The Greater Prairie Chicken is sometimes called a boomer (for real!). They live in North America and can be easily recognized thanks to their round yellow goiter. They are especially known for their mating. Males move to booming grounds where they display their physical talent and attractivity in the hope of attracting females.
🐶 Lycaon pictus - The dog
Dogs are not investing individuals. They are stocks that have taken a hit on the market. They have a relatively lower valuation compared to their peers. Dogs are closely monitored by investors as they try to assess their potential for recovery.
The African wild dog is the largest existing dog! They look pretty similar to lycaons and live in Subsaharan Africa. It is an endangered species, with less than 7000 of them still alive (in very fragmented environments).
🐺 Canis aureus - The Wolf of Wallstreet
The term was coined after the infamous movie featuring Leonardo Di Caprio. The wolf represents a hungry professional investor with ruthless practices and low moral standards. The movie itself takes its roots in Jordan Belfort’s memoir, where he recounts his real life trading penny stocks during the 90s.
The Golden Jackal is a wolf-like dog that lives in South Asia and Europe. It is closer to the African wolf and the Ethiopian wolf than any jackal species. Most jackals live as couples. They face tough competition from other competitors (foxes, hyenas...) and are seeing their habitat reduced due to human footprint.
🐳 Megaptera novaeangliae - The whale
Whales are heavily present in the cryptocurrency world.
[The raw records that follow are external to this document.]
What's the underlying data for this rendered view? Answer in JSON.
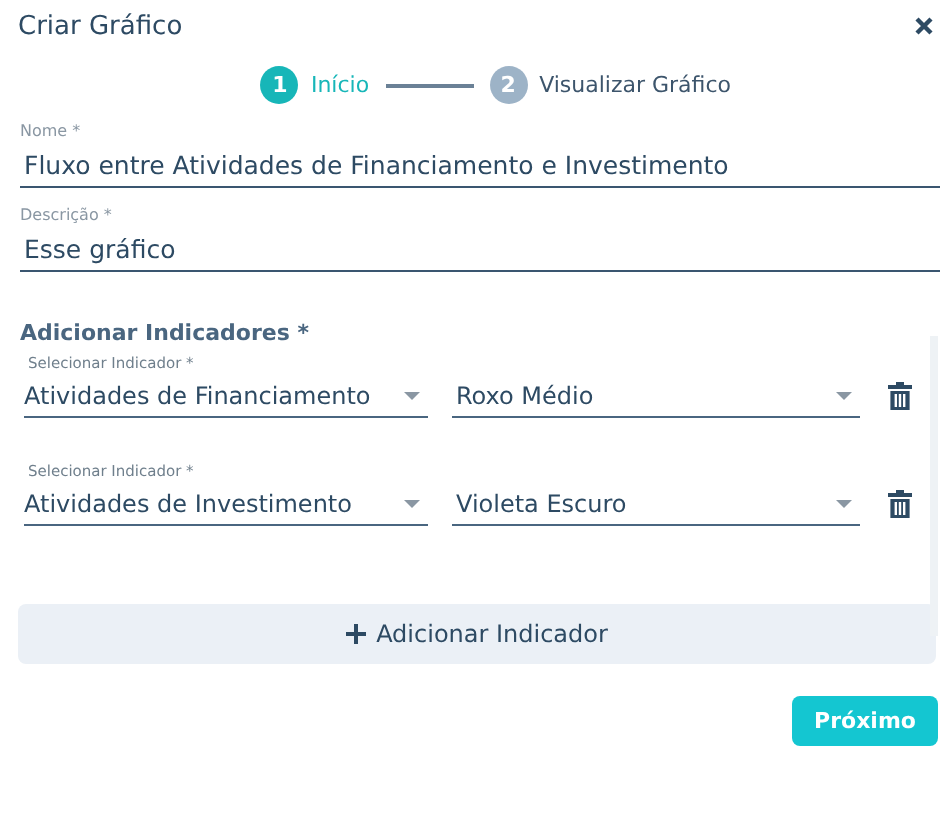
{
  "window": {
    "title": "Criar Gráfico"
  },
  "steps": [
    {
      "number": "1",
      "label": "Início",
      "selected": true
    },
    {
      "number": "2",
      "label": "Visualizar Gráfico",
      "selected": false
    }
  ],
  "fields": [
    {
      "label": "Nome *",
      "value": "Fluxo entre Atividades de Financiamento e Investimento"
    },
    {
      "label": "Descrição *",
      "value": "Esse gráfico"
    }
  ],
  "indicators_section": {
    "title": "Adicionar Indicadores *",
    "rows": [
      {
        "label": "Selecionar Indicador *",
        "indicator": "Atividades de Financiamento",
        "color_name": "Roxo Médio"
      },
      {
        "label": "Selecionar Indicador *",
        "indicator": "Atividades de Investimento",
        "color_name": "Violeta Escuro"
      }
    ]
  },
  "add_button": "Adicionar Indicador",
  "next_button": "Próximo"
}
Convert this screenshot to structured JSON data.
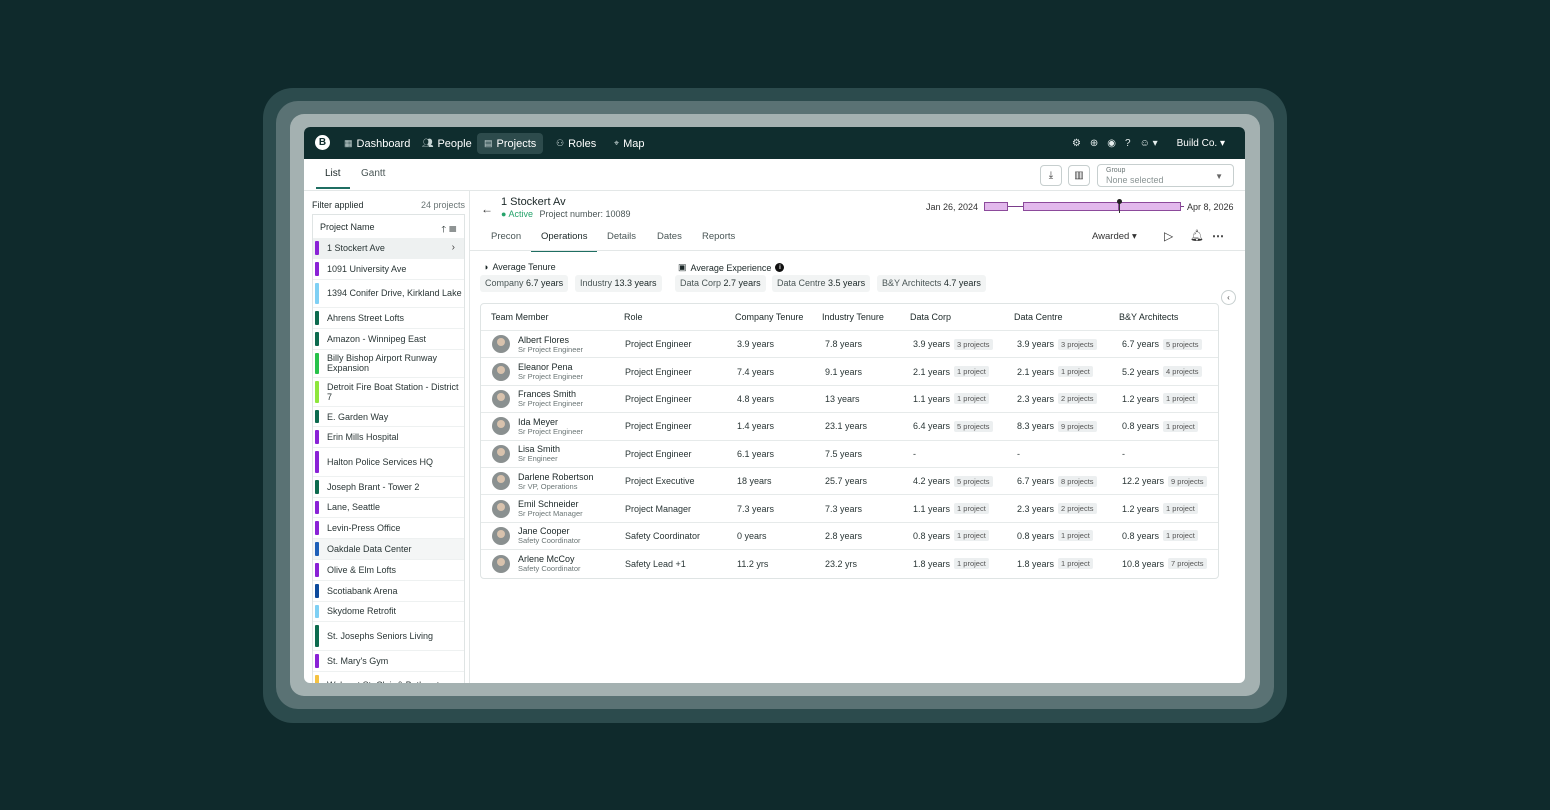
{
  "nav": {
    "logo": "B",
    "items": [
      {
        "label": "Dashboard",
        "icon": "grid-icon"
      },
      {
        "label": "People",
        "icon": "people-icon"
      },
      {
        "label": "Projects",
        "icon": "building-icon"
      },
      {
        "label": "Roles",
        "icon": "roles-icon"
      },
      {
        "label": "Map",
        "icon": "pin-icon"
      }
    ],
    "company": "Build Co."
  },
  "views": {
    "list": "List",
    "gantt": "Gantt"
  },
  "group": {
    "label": "Group",
    "value": "None selected"
  },
  "sidebar": {
    "filter_label": "Filter applied",
    "count": "24 projects",
    "column_header": "Project Name",
    "projects": [
      {
        "name": "1 Stockert Ave",
        "color": "#8a22d6"
      },
      {
        "name": "1091 University Ave",
        "color": "#8a22d6"
      },
      {
        "name": "1394 Conifer Drive, Kirkland Lake",
        "color": "#7fd0f4"
      },
      {
        "name": "Ahrens Street Lofts",
        "color": "#0d6b4e"
      },
      {
        "name": "Amazon - Winnipeg East",
        "color": "#0d6b4e"
      },
      {
        "name": "Billy Bishop Airport Runway Expansion",
        "color": "#27c24a"
      },
      {
        "name": "Detroit Fire Boat Station - District 7",
        "color": "#8ee63c"
      },
      {
        "name": "E. Garden Way",
        "color": "#0d6b4e"
      },
      {
        "name": "Erin Mills Hospital",
        "color": "#8a22d6"
      },
      {
        "name": "Halton Police Services HQ",
        "color": "#8a22d6"
      },
      {
        "name": "Joseph Brant - Tower 2",
        "color": "#0d6b4e"
      },
      {
        "name": "Lane, Seattle",
        "color": "#8a22d6"
      },
      {
        "name": "Levin-Press Office",
        "color": "#8a22d6"
      },
      {
        "name": "Oakdale Data Center",
        "color": "#1e5fb8"
      },
      {
        "name": "Olive & Elm Lofts",
        "color": "#8a22d6"
      },
      {
        "name": "Scotiabank Arena",
        "color": "#0d4a9c"
      },
      {
        "name": "Skydome Retrofit",
        "color": "#7fd0f4"
      },
      {
        "name": "St. Josephs Seniors Living",
        "color": "#0d6b4e"
      },
      {
        "name": "St. Mary's Gym",
        "color": "#8a22d6"
      },
      {
        "name": "Walmart St. Clair & Bathurst",
        "color": "#f5c242"
      }
    ]
  },
  "project": {
    "title": "1 Stockert Av",
    "status": "Active",
    "number": "Project number: 10089",
    "start_date": "Jan 26, 2024",
    "end_date": "Apr 8, 2026",
    "tabs": [
      "Precon",
      "Operations",
      "Details",
      "Dates",
      "Reports"
    ],
    "stage": "Awarded"
  },
  "stats": {
    "tenure_title": "Average Tenure",
    "experience_title": "Average Experience",
    "tenure": [
      {
        "label": "Company",
        "value": "6.7 years"
      },
      {
        "label": "Industry",
        "value": "13.3 years"
      }
    ],
    "experience": [
      {
        "label": "Data Corp",
        "value": "2.7 years"
      },
      {
        "label": "Data Centre",
        "value": "3.5 years"
      },
      {
        "label": "B&Y Architects",
        "value": "4.7 years"
      }
    ]
  },
  "table": {
    "headers": [
      "Team Member",
      "Role",
      "Company Tenure",
      "Industry Tenure",
      "Data Corp",
      "Data Centre",
      "B&Y Architects"
    ],
    "rows": [
      {
        "name": "Albert Flores",
        "title": "Sr Project Engineer",
        "role": "Project Engineer",
        "company": "3.9 years",
        "industry": "7.8 years",
        "dc": "3.9 years",
        "dc_p": "3 projects",
        "dce": "3.9 years",
        "dce_p": "3 projects",
        "by": "6.7 years",
        "by_p": "5 projects"
      },
      {
        "name": "Eleanor Pena",
        "title": "Sr Project Engineer",
        "role": "Project Engineer",
        "company": "7.4 years",
        "industry": "9.1 years",
        "dc": "2.1 years",
        "dc_p": "1 project",
        "dce": "2.1 years",
        "dce_p": "1 project",
        "by": "5.2 years",
        "by_p": "4 projects"
      },
      {
        "name": "Frances Smith",
        "title": "Sr Project Engineer",
        "role": "Project Engineer",
        "company": "4.8 years",
        "industry": "13 years",
        "dc": "1.1 years",
        "dc_p": "1 project",
        "dce": "2.3 years",
        "dce_p": "2 projects",
        "by": "1.2 years",
        "by_p": "1 project"
      },
      {
        "name": "Ida Meyer",
        "title": "Sr Project Engineer",
        "role": "Project Engineer",
        "company": "1.4 years",
        "industry": "23.1 years",
        "dc": "6.4 years",
        "dc_p": "5 projects",
        "dce": "8.3 years",
        "dce_p": "9 projects",
        "by": "0.8 years",
        "by_p": "1 project"
      },
      {
        "name": "Lisa Smith",
        "title": "Sr Engineer",
        "role": "Project Engineer",
        "company": "6.1 years",
        "industry": "7.5 years",
        "dc": "-",
        "dc_p": "",
        "dce": "-",
        "dce_p": "",
        "by": "-",
        "by_p": ""
      },
      {
        "name": "Darlene Robertson",
        "title": "Sr VP, Operations",
        "role": "Project Executive",
        "company": "18 years",
        "industry": "25.7 years",
        "dc": "4.2 years",
        "dc_p": "5 projects",
        "dce": "6.7 years",
        "dce_p": "8 projects",
        "by": "12.2 years",
        "by_p": "9 projects"
      },
      {
        "name": "Emil Schneider",
        "title": "Sr Project Manager",
        "role": "Project Manager",
        "company": "7.3 years",
        "industry": "7.3 years",
        "dc": "1.1 years",
        "dc_p": "1 project",
        "dce": "2.3 years",
        "dce_p": "2 projects",
        "by": "1.2 years",
        "by_p": "1 project"
      },
      {
        "name": "Jane Cooper",
        "title": "Safety Coordinator",
        "role": "Safety Coordinator",
        "company": "0 years",
        "industry": "2.8 years",
        "dc": "0.8 years",
        "dc_p": "1 project",
        "dce": "0.8 years",
        "dce_p": "1 project",
        "by": "0.8 years",
        "by_p": "1 project"
      },
      {
        "name": "Arlene McCoy",
        "title": "Safety Coordinator",
        "role": "Safety Lead +1",
        "company": "11.2 yrs",
        "industry": "23.2 yrs",
        "dc": "1.8 years",
        "dc_p": "1 project",
        "dce": "1.8 years",
        "dce_p": "1 project",
        "by": "10.8 years",
        "by_p": "7 projects"
      }
    ]
  }
}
They tend to have a disproportionately large amount of shares in a particular market. Whales tend to be anonymous. Their movement (selling or buying) can have huge effects on stock prices and change the equilibrium in the market.
Humpback Whales are whales that can be found in all of our oceans. They usually feed on plankton in the cold water and migrate to warmer waters to mate and give birth. They are not small animals. With 40 metric tons and 50 ft in length, they are one of the biggest mammals on the planet. They are known for their beautiful vocalization that can last more than 30 minutes.
🦄 Elasmotherium Sibiricum - The Unicorn
Unicorns are usually startups with a valuation greater than $1 billion. The term was coined by Aileen Lee because it is extremely difficult (and therefore rare) for a young company to reach such a level of valuation. Unicorns are usually privately held, meaning they are working their way to IPO (Initial Public Offering).
Wait, what?! Unicorns are not real animals? Well, actually, it turns out they were. But with much fewer colors. The Siberian unicorn (Elasmotherium) was a big rhino living in the Caucasus. It has been extinct since the Late Pleistocene (we do not know when that is, but it sounds pretty fancy).